イベントには、2600名以上の応募の中から抽選で選ばれたオーナーやSNSでの「I♡VW フォトキャンペーン2026」の入賞者など総勢230組のファンが招待された。当日は歴代のGTIをはじめとする多様なフォルクスワーゲン車が全国から豊橋本社へ集結した。
限定車の日本仕様初公開とプロによるデモ走行
イベントは、本年5月に就任したブランドディレクターのマーティン ザーゲによるウェルカムスピーチで幕を開けた。続くオープニングプログラムでは、GTI誕生50周年を記念した「Golf GTI 50周年記念限定車」の日本仕様パイロットモデルがお披露目され、集まったファンを沸かせた。
また、プロレーシングドライバーの木下隆之氏を交えたトークセッションも実施された。ブランドとドライバーの観点からGTIの魅力を語り合った後、木下氏によるデモ走行が行われ、抽選で選ばれたファン3名が同乗してその高い走行性能を体験した。
本拠地ならではの特別ツアーと多彩なコンテンツ
本拠地開催の目玉として、通常は立ち入れない施設を巡る特別ツアーが実施された。参加者は専用ふ頭やテクニカルサービスセンター、パーツデポを見学し、車両の陸揚げから出荷に至る厳格な品質管理プロセスや物流体制を目の当たりにして感嘆の声を上げた。
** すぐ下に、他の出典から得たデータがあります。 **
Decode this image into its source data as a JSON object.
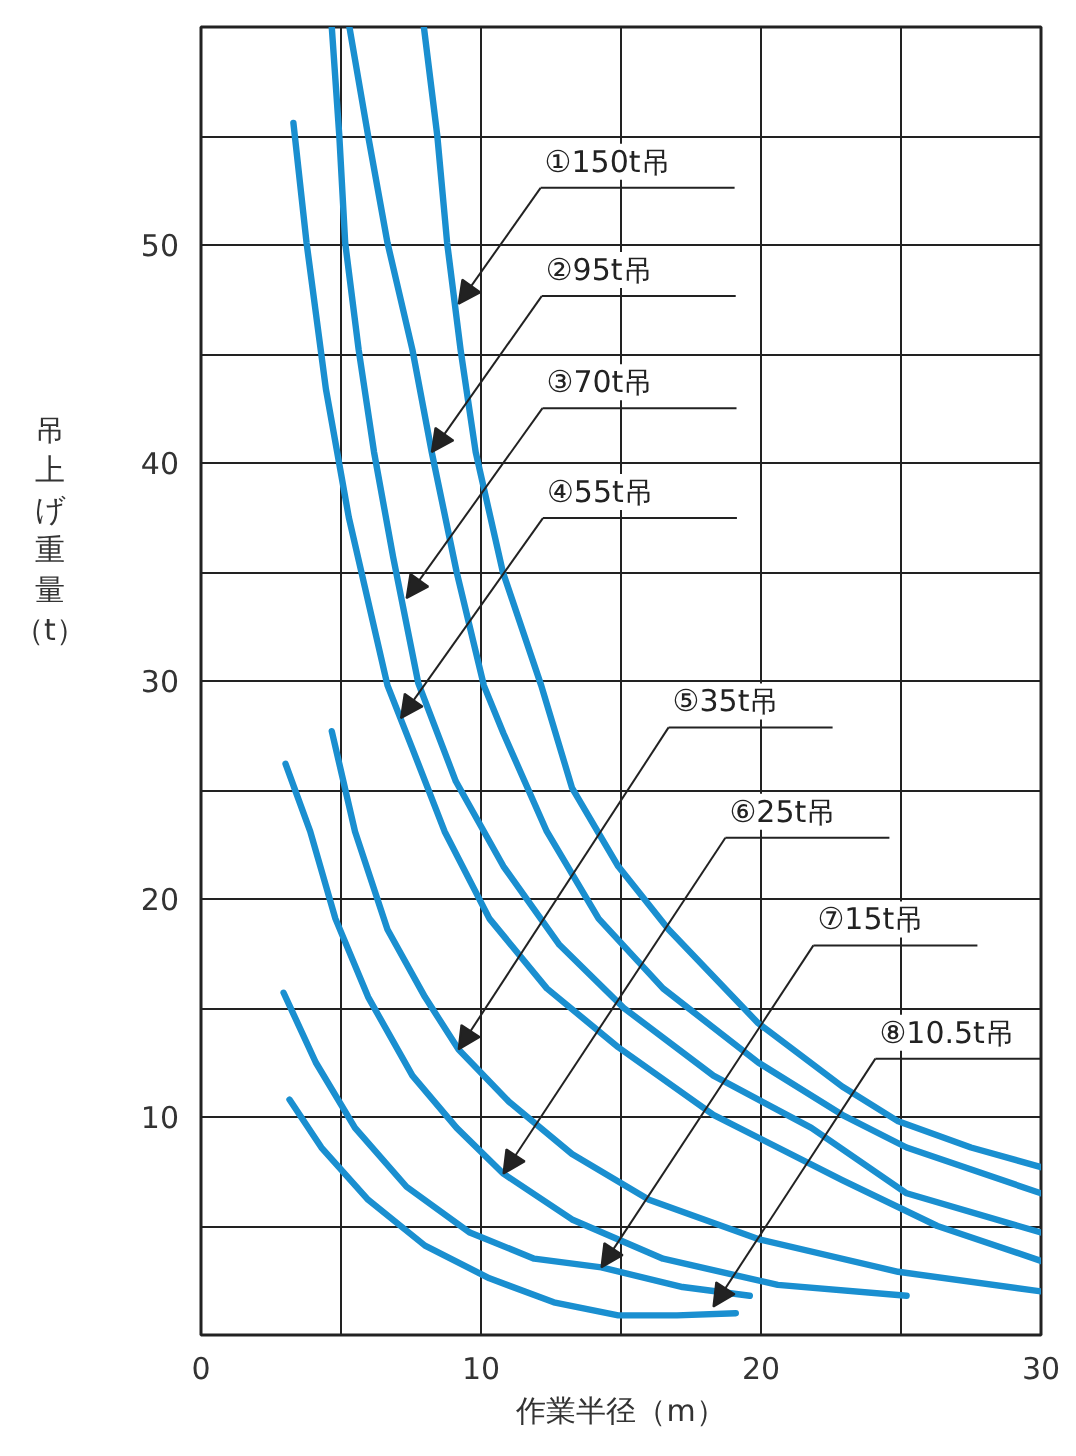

会場では、来場者の投票でナンバーワンを決める「GTI Best Car Award」や限定ワッペン販売、クイズラリー、地元豊橋のキッチンカーなど多彩なコンテンツが展開された。イベント終盤には「GTI Best Car Award」の表彰や記念撮影も行われ、会場は笑顔に包まれた。
関係者が語るGTIの特別な価値とコミュニティの絆
ブランドディレクターのマーティン・ザーゲ氏は、GTIが単なる名前ではなく、感動やパフォーマンス、そして人と人をつなぐ特別な存在であることを実感したと述べた。ファンへ感謝を伝えるとともに、今後もワクワクする車と体験を届けるために精進すると語った。
プロレーシングドライバーの木下隆之氏は、車両が海を渡って届き、整備されて全国へ出荷される場所を見られたことに興奮したと明かした。自身を育ててくれたGTIのイベントについて、ジャーナリストからアットホームだと評された温かい雰囲気は、集まったファン自身が作り出した素敵な世界であると称賛した。
【ル・ボラン編集部より】
「実用的なハッチバックでありながら俊足」。1976年の誕生以来、ゴルフGTIが貫く哲学はホットハッチというジャンルそのものを定義してきた。最新の第8世代でもその本質は不変だ。日常のゲタとして使える快適性と、コーナーを精緻に駆け抜けるスポーツ性能が、極めて高い次元で同居している。豊橋に集結した歴代モデルとファンの熱気は、半世紀を経てなお色褪せず、時代ごとに最適化されてきた「GTI」という孤高の記号に対する、自動車趣味人たちの深い共鳴と敬意の表れである。